International

The lucrative business of Obama-bashing

By Bernd Debusmann

WASHINGTON (Reuters) - Four days before Barack Obama was sworn into office, a prominent radio talk show host, Rush Limbaugh, told his conservative listeners that a major American publication had asked him to write 400 words on his hopes for the Obama presidency.

"I...don't need 400 words," he said, "I need four: I hope he fails." The remark set the tone for a steady stream of unbridled and often bizarre criticism from Limbaugh and like-minded radio and TV commentators, several of them working for Fox News, the network owned by media mogul Rupert Murdoch.

Obama responded four days after his inauguration, telling a group of Republican congressmen they needed to break away from a mindset of confrontation. "You can't just listen to Rush Limbaugh and get things done." What followed should have helped the new administration to reflect on the wisdom of singling out a media critic. But it didn't. Limbaugh promptly portrayed himself as a man of such pivotal importance that the president of the world's only superpower needed to pay personal attention to his tartly-worded opinion.

The controversy over his ill wishes for the president caused, as he put, his ratings to go "through the roof," a reassuring development for a man who makes $38 million a year under an eight-year contract that runs through 2016. The score of that early skirmish: Limbaugh 1, Obama 0.

The White House is now engaged (as in war, not diplomacy) with an even bigger target, Fox News, to the evident delight of Murdoch. "There were some strong remarks coming out of the White House about one or two of the commentators on Fox News," he told the annual shareholders' meeting of News Corp, the media conglomerate that includes Fox. "And all I can tell you is that it has tremendously increased their ratings."

His cheerful observation came a few days after the administration switched from occasional counter-attacks to full-scale offensive. Anita Dunn, the White House Communications director, fired the first rocket in mid-October by saying Fox News was not a legitimate news organisation but operated as a research and communications arm of the Republican Party.

The president himself stayed out of the fray this time but two of his closest aides, Senior Advisor David Axelrod and Chief of Staff Rahm Emanuel followed up with similar comments on television news shows. Axelrod went as far as to urge other news organisations not to treat Fox News as a legitimate news outfit.
Fox denies its news coverage is slanted and says critics fail to understand the difference between reporters and commentators.

SHOCK VALUE AND SHOW BUSINESS

Past performance is no guarantee of future results but it is probably a safe bet that the controversy will be good for the Fox bottom line - and that the commentators with the most provocative attacks on Obama will benefit most, a pattern reflected by the network's third quarter results.

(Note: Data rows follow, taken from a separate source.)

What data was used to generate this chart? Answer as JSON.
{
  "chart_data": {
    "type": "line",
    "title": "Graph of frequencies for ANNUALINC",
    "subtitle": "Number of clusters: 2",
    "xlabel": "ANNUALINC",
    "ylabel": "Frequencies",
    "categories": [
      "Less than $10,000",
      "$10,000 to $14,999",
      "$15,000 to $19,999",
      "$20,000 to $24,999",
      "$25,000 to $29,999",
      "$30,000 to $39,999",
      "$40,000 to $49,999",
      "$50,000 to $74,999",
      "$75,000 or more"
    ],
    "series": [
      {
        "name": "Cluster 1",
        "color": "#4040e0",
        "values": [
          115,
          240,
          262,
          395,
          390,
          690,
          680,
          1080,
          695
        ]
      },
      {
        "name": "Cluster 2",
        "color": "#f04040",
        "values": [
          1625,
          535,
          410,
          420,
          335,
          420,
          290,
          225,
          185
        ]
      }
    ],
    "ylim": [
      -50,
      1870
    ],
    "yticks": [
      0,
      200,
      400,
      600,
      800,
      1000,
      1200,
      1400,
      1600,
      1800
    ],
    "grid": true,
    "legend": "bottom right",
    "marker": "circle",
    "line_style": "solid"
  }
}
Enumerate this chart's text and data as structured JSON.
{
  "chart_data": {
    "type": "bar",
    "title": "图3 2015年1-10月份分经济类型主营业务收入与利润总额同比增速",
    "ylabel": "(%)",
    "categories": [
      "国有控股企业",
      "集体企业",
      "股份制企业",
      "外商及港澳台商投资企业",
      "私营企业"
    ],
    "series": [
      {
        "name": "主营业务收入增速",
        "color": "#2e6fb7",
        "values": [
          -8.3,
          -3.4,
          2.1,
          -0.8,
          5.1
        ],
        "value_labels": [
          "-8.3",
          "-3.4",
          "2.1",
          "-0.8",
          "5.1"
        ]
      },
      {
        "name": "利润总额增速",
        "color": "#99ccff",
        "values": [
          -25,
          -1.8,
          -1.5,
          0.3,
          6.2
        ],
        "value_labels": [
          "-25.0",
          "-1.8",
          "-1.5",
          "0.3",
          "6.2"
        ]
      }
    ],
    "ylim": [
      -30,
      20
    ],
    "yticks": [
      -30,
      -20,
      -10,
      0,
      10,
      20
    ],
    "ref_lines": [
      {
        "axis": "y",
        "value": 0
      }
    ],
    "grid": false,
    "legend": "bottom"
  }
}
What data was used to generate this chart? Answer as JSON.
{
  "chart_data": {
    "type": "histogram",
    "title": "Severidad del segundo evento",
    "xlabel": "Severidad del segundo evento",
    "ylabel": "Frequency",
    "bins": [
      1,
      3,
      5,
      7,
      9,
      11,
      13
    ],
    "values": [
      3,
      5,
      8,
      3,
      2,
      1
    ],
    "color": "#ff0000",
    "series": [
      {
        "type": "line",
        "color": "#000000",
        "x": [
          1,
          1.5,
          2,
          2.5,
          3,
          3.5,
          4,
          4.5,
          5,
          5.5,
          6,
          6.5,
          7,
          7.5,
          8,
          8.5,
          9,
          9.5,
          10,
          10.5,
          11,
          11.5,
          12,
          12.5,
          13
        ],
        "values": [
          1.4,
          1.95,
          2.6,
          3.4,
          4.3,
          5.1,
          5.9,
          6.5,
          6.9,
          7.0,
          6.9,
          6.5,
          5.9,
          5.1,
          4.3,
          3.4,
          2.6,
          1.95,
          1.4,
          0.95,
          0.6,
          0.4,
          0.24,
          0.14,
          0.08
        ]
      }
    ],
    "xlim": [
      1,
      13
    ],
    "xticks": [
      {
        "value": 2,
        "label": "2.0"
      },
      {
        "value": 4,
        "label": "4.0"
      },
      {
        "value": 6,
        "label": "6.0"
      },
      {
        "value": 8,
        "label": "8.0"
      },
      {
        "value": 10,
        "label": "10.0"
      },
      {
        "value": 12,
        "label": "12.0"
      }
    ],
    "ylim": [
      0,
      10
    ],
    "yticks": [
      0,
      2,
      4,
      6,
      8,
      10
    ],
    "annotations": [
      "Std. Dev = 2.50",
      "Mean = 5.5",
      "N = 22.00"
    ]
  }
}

They showed Fox News as the dominant cable news organisation. It drew an average 2.25 million prime time viewers (a 2 percent increase over the previous year) -- more than twice the combined number of its nearest competitors, CNN and MSNBC, both of which suffered considerable audience declines.

The shows by Fox's top conservative commentators all showed steep increases, but none more than Glenn Beck (up almost 90 percent), who said of Obama on a Fox show in July: "This president has exposed himself as a guy, over and over again, who has a deep-seated hatred for white people and white culture."

Commentators aiming for shock value are not in the business of context, such as pointing out, for example, that Obama's mother was white and that he had close and cordial relations with his white grandparents. Obama was visibly shaken when his white grandmother, Madelyn Dunham died, a day before he was elected president.

Beck's "hatred for white people" remark prompted several advertisers to abandon his show but that didn't hurt the bottom line.

A Fox spokeswoman said at the time that offended advertisers had shifted to other Fox programmes so there was no revenue lost. Which raises the question why Fox News, which effectively functions as the voice of the opposition, has been more of a commercial success than its competitors which feature liberal, pro-Obama commentators and give a platform to people who want the president to succeed? After all, he won the elections with the votes of Americans who bought into his reform agenda. And according to a Washington Post/ABC poll to mark his ninth month into the presidency, his job approval rating stands at 57 percent and only 20 percent of the country now consider themselves Republican, the lowest percentage in 26 years.

Even on the most hotly disputed aspect of Obama's health care plan, the public option seen as socialism by conservative commentators, a majority of Americans are coming out in support of the president, according to that poll. So why is the White House acting as if right-wing critics pose a mortal danger? Thin-skinned sensitivity to criticism? John Batchelor, a conservative radio show host, has a different suggestion: ignorance.

"The White House war on Fox," he wrote on the website The Daily Beast, "shows its ignorance of the network's true purpose: show business. And Team Obama is giving Murdoch just what he wants."